My mind was blank and calm all through the process and way to the park. I felt a pit raising in my stomach yet my mind warned nothing about it. Not a single thought of Mike crossed my mind.

It was around 9:45 AM when we reached the park and my mom rolled my chair near the lake. The fresh cold breeze imprisoned something. I couldn’t guess if I should intake the freshness or the coldness. my mom came and stood beside me. She looked calm yet her eyes spoke different. Abruptly she placed her hand on my head; I looked up at her as she looked away.

“I loved your father selflessly and I thought he reciprocated the same. I always believed he loved you more than I did and then came the bad times and he left with my hopes shattered. I was broken when he abandoned us. But I didn’t get lost. I didn’t want to show my pain to you. Instead I chose to rise you up and truly wished you should find a man who will love you the way a lover does, care you the way a husband does and protect you the way a father does” she paused and looked at me.

“I do not know if Mike is the right one for you. If he is, I will be more than happy. But if not, then know that, I will never feel sorry. I will never feel sorry that he has left you and I will never feel sorry that you will have to depend on me.” she sighed and my eyes welled up with tears.

“Amy, I know this day means a lot for you and more than that, I have pushed you into this. Just remember, at the end of the day, am still your mother and I will love you. And you have to face and accept whatever the day has got for you” she kissed my forehead and left me alone battle with my thoughts.

Suddenly my whole body tensed and I was aware of the situation. My nerves twitched with each passing second and my mind then started to send signals.

‘She is right. But you can’t meet Mike. You know he is going to say a ‘No’ and that will crack your heart’ my inner soul pleaded. Without a second thought, I grabbed the wheel and tried to turn around but then my mobile vibrated; of course, it was Michael and the whole world came to still.

I hesitated to attend the call but I had to.

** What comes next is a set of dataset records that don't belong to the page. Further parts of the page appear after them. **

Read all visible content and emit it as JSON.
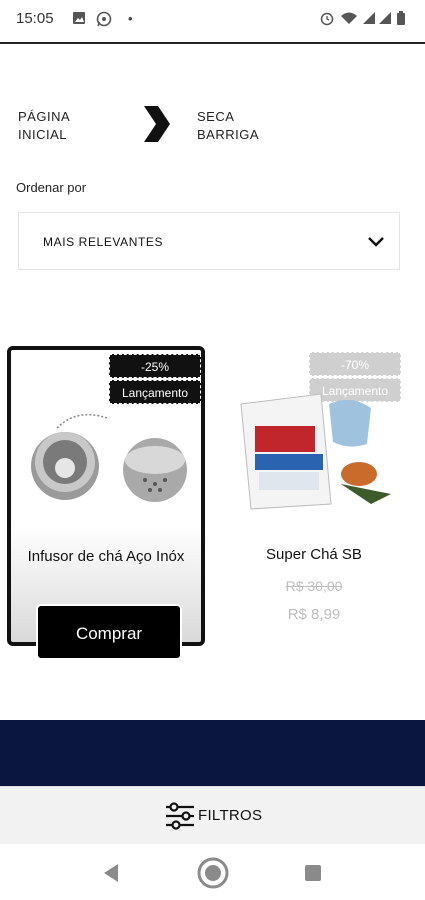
{
  "status_bar": {
    "time": "15:05",
    "icons_left": [
      "image-icon",
      "whatsapp-icon",
      "dot-icon"
    ],
    "icons_right": [
      "alarm-icon",
      "wifi-icon",
      "signal-icon",
      "signal-icon",
      "battery-icon"
    ]
  },
  "breadcrumb": {
    "home": "PÁGINA INICIAL",
    "current": "SECA BARRIGA"
  },
  "sort": {
    "label": "Ordenar por",
    "selected": "MAIS RELEVANTES"
  },
  "products": [
    {
      "name": "Infusor de chá Aço Inóx",
      "discount": "-25%",
      "tag": "Lançamento",
      "buy_label": "Comprar"
    },
    {
      "name": "Super Chá SB",
      "discount": "-70%",
      "tag": "Lançamento",
      "price_old": "R$ 30,00",
      "price_new": "R$ 8,99"
    }
  ],
  "filter": {
    "label": "FILTROS"
  },
  "colors": {
    "footer_band": "#0b1640",
    "badge": "#111111",
    "price": "#bdbdbd"
  }
}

All the excitement I was holding earlier turned into a dangerous fear. I clutched my mobile tight’ let out a deep breath before I answered his call.

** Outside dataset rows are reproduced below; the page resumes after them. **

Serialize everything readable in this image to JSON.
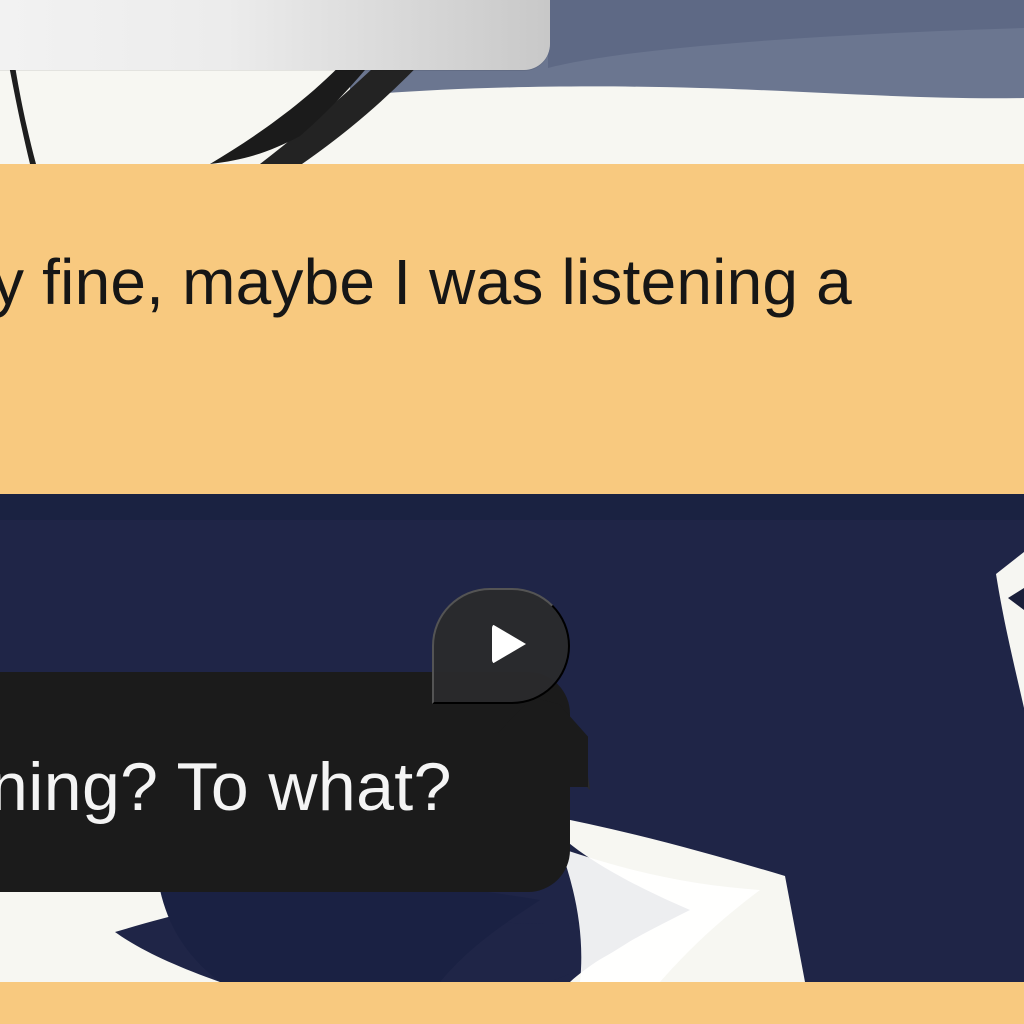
{
  "caption": {
    "text": "y fine, maybe I was listening a"
  },
  "message": {
    "text": "ning? To what?"
  },
  "media_control": {
    "icon": "play-icon"
  },
  "colors": {
    "caption_background": "#f8c97f",
    "message_background": "#1b1b1b",
    "scene_blue": "#1f2547",
    "scene_white": "#f7f7f2",
    "top_bubble_gray": "#ececec"
  }
}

“Uh, hello?” my throat went dry.

“Hey Amy! Am already at the park. Where are you, babe?” his charming voice crushed my soul.

‘OMG Mike! Don’t make this difficult for me’

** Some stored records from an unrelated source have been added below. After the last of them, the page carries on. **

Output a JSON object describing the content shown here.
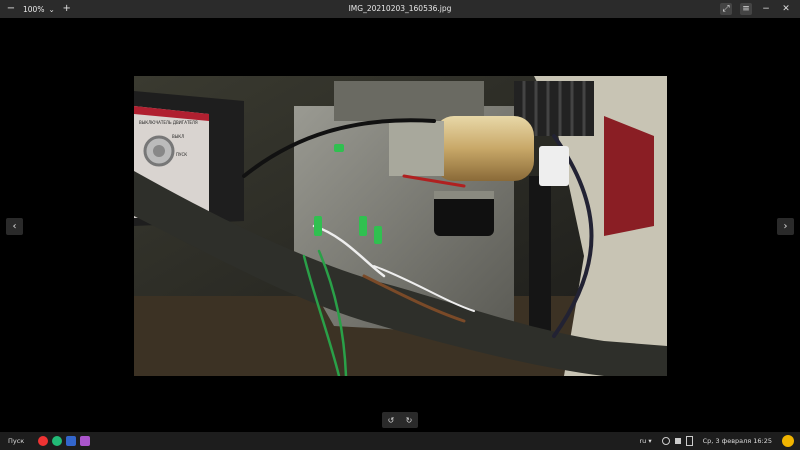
{
  "titlebar": {
    "zoom_out": "−",
    "zoom_level": "100%",
    "zoom_menu": "⌄",
    "zoom_in": "+",
    "title": "IMG_20210203_160536.jpg",
    "fullscreen_icon": "⤢",
    "menu_icon": "≡",
    "minimize_icon": "−",
    "close_icon": "✕"
  },
  "photo": {
    "label_lines": [
      "ВЫКЛЮЧАТЕЛЬ ДВИГАТЕЛЯ",
      "ВЫКЛ",
      "ПУСК"
    ]
  },
  "nav": {
    "prev": "‹",
    "next": "›"
  },
  "rotate": {
    "left": "↺",
    "right": "↻"
  },
  "taskbar": {
    "start": "Пуск",
    "lang": "ru",
    "lang_arrow": "▾",
    "datetime": "Ср, 3 февраля  16:25"
  },
  "colors": {
    "titlebar_bg": "#2b2b2b",
    "taskbar_bg": "#1d1d1d",
    "accent_sun": "#f0b400"
  }
}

“Huh, Mike. Actually, I thought, like… why don’t we… meet some other day?” I pressed my lips tight and circled my fingers against my forehead. I badly prayed to hear a ‘Okay’ from him.

“Amy, wait! Is that you in red gown sitting near the lake?? Huh… in a… wheel-chair, possibly?”

His voice dropped and that was the last thing I wanted to hear from him and when his tone changed, all my hopes sank right then.